Un papa para una Iglesia más abierta y social

Fernando Ónega
Fernando Ónega DESDE LA CORTE

OPINIÓN

14 mar 2013 . Actualizado a las 07:00 h.

Si nos atenemos al nombre (vicario de Cristo en la Tierra), no hay un cargo civil ni religioso más importante. Si nos atenemos a la atención mediática (5.600 periodistas acreditados, millones de horas de televisión en todo el mundo, incontables páginas de periódicos), no hay acontecimiento más relevante que la elección de un papa. En teoría, tampoco hay responsabilidad mayor. Un papa es un punto de luz para dos mil millones de creyentes. Es la cabeza de un imperio sin más fronteras que las del propio planeta. Es el emperador de una organización que posee un incalculable patrimonio, obras benéficas y centros educativos. Y es el máximo responsable de un grandioso ejército de personas que se entregan al servicio de los más necesitados.

Y ese hombre es, desde ayer, Jorge Mario Bergoglio, en adelante su santidad Francisco I. No estaba ni en la quiniela más amplia y menos arriesgada. No es por presumir, pero ayer en TVE este cronista anunció: «Tengo la impresión de que hablará el idioma castellano». Y lo habla. Y digo algo más: no creo que el idioma haya sido ajeno a su elección, ni ha sido indiferente su continente de origen: la muy católica Sudamérica. La Iglesia ha querido acercarse al segundo idioma más hablado del mundo y ha querido enviar un mensaje de universalidad, como corresponde a su propia esencia. Lo de menos es que sea argentino. Lo significativo es que sea hispanoamericano. Se ha dado el salto fuera de Europa. Podemos hablar de una cierta estrategia geográfica. Su único riesgo está en los recelos que pueda causar en Brasil.

¿Qué se le puede pedir? Frente a toda la expectación suscitada, no pienso que vaya a hacer una gran revolución ni sienta la necesidad de hacerla. Revolución sería, por ejemplo, dar entrada a la mujer en el sacerdocio. Revolución sería abrir la Iglesia a las nuevas costumbres, a una mayor tolerancia sexual o someter a debate el fin del celibato. No me atrevo ni a pensar que ninguna de esas ideas pase por su cabeza. Pero tiene desafíos inmensos.

Su primera obligación será la que marcó el cardenal Sodano en su homilía previa al cónclave: mantener la unidad de la Iglesia. Después, administrar bien la herencia de 2.000 años, con todos sus defectos y su capacidad de supervivencia.
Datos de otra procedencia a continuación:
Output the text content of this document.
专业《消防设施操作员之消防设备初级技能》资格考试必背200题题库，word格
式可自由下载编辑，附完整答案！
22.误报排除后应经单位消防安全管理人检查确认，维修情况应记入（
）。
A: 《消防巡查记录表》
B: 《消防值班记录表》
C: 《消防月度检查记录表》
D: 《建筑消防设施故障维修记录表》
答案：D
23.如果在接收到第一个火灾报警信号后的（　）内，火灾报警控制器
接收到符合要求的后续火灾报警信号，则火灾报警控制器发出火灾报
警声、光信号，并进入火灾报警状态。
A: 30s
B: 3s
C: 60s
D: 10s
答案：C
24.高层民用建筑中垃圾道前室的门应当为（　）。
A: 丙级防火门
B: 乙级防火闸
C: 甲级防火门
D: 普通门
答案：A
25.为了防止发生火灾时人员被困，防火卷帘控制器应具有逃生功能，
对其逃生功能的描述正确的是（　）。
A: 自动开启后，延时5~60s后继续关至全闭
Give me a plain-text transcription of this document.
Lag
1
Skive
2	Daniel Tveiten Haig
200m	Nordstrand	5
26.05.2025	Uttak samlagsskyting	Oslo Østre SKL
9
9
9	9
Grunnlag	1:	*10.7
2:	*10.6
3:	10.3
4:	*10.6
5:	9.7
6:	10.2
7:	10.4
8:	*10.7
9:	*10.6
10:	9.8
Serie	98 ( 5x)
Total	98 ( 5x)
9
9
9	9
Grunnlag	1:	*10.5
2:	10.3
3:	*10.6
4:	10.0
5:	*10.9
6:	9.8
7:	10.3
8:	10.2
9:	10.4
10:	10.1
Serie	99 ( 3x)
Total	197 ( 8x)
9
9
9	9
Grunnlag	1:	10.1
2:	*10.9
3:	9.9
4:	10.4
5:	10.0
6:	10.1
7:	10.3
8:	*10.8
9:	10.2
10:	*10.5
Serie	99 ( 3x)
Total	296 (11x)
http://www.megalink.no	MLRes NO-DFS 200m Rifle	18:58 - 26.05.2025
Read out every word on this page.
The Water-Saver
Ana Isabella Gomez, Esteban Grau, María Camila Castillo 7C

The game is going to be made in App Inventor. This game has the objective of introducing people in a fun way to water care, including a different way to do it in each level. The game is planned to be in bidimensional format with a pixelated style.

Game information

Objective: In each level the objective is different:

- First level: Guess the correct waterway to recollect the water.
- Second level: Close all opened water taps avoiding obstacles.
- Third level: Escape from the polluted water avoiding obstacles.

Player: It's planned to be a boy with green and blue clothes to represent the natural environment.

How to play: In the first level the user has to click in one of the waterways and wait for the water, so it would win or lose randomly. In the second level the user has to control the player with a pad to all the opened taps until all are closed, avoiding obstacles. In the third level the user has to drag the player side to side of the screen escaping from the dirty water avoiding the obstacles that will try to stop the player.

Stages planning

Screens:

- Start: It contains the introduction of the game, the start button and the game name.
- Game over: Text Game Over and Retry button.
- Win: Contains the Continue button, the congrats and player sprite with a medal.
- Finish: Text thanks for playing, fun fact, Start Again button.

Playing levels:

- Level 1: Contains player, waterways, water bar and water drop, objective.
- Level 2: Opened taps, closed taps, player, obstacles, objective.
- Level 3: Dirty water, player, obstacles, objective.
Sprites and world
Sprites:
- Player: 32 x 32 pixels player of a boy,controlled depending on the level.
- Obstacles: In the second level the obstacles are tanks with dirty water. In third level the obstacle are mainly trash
Y después, como creyente, me conformo con estas aspiraciones: que los poderes fácticos del Vaticano le dejen abrir la Iglesia al pueblo; que este papa haga de la Iglesia una institución ejemplar, irreprochable en las conductas de sus miembros y capaz de poner en práctica su doctrina social. Y algo más, que quizá he escrito alguna vez: si algo necesita el mundo de un papa, es que, en plena crisis de creencias, sepa ser el gran referente moral de esta sociedad.